Incorporating Classifier-Free Guidance in Diffusion Model-Based Recommendation
Noah Buchanan, Susan Gauch, Quan Mai
TL;DR
The paper addresses improving diffusion-based recommender systems by integrating classifier-free guidance to reduce reliance on external classifiers and enhance performance, especially when data are sparse. It introduces a training setup that jointly learns unconditional and conditional denoisers within a single network and uses pre-noise guidance with a fixed unconditional probability to guide recommendations. The approach is evaluated on MovieLens 1M, Yelp, and Amazon datasets, showing that the classifier-free guided diffusion recommender generally matches or surpasses prior diffusion-based methods across multiple metrics, with strong gains in sparse settings and few-shot scenarios. The work highlights practical implications for diffusion-based recommendations and outlines future directions, including transformer backbones and refined conditioning, to further boost performance and applicability in real-world systems.
Abstract
This paper presents a diffusion-based recommender system that incorporates classifier-free guidance. Most current recommender systems provide recommendations using conventional methods such as collaborative or content-based filtering.

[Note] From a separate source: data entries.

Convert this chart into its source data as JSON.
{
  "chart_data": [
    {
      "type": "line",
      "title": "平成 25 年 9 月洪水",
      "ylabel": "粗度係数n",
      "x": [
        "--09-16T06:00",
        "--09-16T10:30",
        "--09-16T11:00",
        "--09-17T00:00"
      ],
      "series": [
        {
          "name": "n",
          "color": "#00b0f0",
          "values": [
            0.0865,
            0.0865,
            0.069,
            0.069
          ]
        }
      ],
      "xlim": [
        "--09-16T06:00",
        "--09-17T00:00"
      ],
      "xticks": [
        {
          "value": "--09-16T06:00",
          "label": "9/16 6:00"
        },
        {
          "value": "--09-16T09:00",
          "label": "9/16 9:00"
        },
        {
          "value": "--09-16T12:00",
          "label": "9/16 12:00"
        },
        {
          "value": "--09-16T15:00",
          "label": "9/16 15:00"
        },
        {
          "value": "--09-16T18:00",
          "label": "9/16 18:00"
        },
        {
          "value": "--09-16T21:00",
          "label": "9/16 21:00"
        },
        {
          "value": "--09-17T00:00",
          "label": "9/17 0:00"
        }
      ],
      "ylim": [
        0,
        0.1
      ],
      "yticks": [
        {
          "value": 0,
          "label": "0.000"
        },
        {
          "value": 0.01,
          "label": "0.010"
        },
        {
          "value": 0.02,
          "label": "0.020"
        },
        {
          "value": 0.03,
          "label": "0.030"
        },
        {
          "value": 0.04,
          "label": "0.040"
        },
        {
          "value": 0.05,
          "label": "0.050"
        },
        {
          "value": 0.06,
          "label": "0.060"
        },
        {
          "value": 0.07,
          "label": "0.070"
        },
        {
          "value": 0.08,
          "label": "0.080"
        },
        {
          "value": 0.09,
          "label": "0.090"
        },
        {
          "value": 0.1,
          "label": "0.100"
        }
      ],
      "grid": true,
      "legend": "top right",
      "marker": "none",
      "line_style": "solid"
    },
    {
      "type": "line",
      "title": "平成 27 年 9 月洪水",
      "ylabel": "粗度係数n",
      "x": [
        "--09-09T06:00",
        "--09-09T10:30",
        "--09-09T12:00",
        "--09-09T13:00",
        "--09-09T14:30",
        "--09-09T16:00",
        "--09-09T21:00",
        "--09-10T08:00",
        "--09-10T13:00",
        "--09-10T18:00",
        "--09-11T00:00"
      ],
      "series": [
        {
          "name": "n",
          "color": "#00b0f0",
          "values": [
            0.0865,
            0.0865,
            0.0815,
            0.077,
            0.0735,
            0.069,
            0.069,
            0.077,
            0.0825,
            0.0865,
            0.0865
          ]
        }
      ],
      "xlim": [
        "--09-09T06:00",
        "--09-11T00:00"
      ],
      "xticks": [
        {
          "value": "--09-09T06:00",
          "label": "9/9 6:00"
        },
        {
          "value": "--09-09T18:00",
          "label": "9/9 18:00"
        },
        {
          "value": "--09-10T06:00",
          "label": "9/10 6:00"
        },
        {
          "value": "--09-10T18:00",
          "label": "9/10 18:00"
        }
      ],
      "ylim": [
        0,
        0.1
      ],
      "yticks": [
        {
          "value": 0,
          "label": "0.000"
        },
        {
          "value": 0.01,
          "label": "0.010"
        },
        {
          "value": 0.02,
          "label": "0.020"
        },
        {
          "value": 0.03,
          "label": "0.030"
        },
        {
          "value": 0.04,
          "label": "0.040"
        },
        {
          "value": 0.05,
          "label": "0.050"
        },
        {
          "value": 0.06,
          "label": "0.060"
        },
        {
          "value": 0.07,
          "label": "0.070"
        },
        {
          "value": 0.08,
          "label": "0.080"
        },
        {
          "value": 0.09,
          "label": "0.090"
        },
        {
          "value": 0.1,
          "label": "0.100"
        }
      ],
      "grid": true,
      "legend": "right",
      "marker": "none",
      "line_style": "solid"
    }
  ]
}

Diffusion is a new approach to generative AI that improves on previous generative AI approaches such as Variational Autoencoders (VAEs) and Generative Adversarial Networks (GANs). We incorporate diffusion in a recommender system that mirrors the sequence users take when browsing and rating items. Although a few current recommender systems incorporate diffusion, they do not incorporate classifier-free guidance, a new innovation in diffusion models as a whole. In this paper, we present a diffusion recommender system that augments the underlying recommender system model for improved performance and also incorporates classifier-free guidance. Our findings show improvements over state-of-the-art recommender systems for most metrics for several recommendation tasks on a variety of datasets. In particular, our approach demonstrates the potential to provide better recommendations when data is sparse.